Kaffee und Zigaretten, von Ferdinand von Schirach

Die Würde des Menschen ist die strahlende Idee der Aufklärung, sie kann den Hass und die Dummheit lösen, sie ist lebensfreundlich, weil sie von unserer Endlichkeit weiß, und erst durch sie werden wir in einem tiefen und wahren Sinn zu Menschen.

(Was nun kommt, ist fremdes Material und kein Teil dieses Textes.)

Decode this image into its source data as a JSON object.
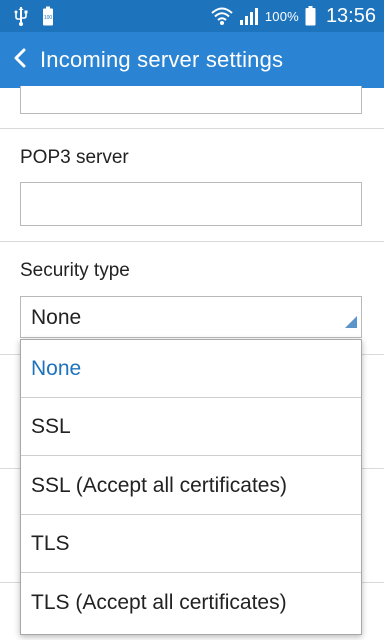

Zu Ferdinand von Schirach kam ich über sein Buch “Verbrechen”. Irgendwo stolperte ich über den Namen dieses Buches und natürlich kannte ich die Familie von Schirach aus der deutschen Geschichte. Ferdinand von Schirach selbst war mir jedoch kein Begriff und so googelte ich ihn und fand schnell heraus, daß er der Enkel Baldur von Schirachs ist, des “Reichsjugendführers” im nationalsozialistischen Deutschland.

Nun ist der Nationalsozialismus ein Thema, das mir persönlich sehr wichtig ist. Ich bin 1975 geboren und so ist es vollkommen klar, daß ich keine Schuld an den Verbrechen der Nazis trage.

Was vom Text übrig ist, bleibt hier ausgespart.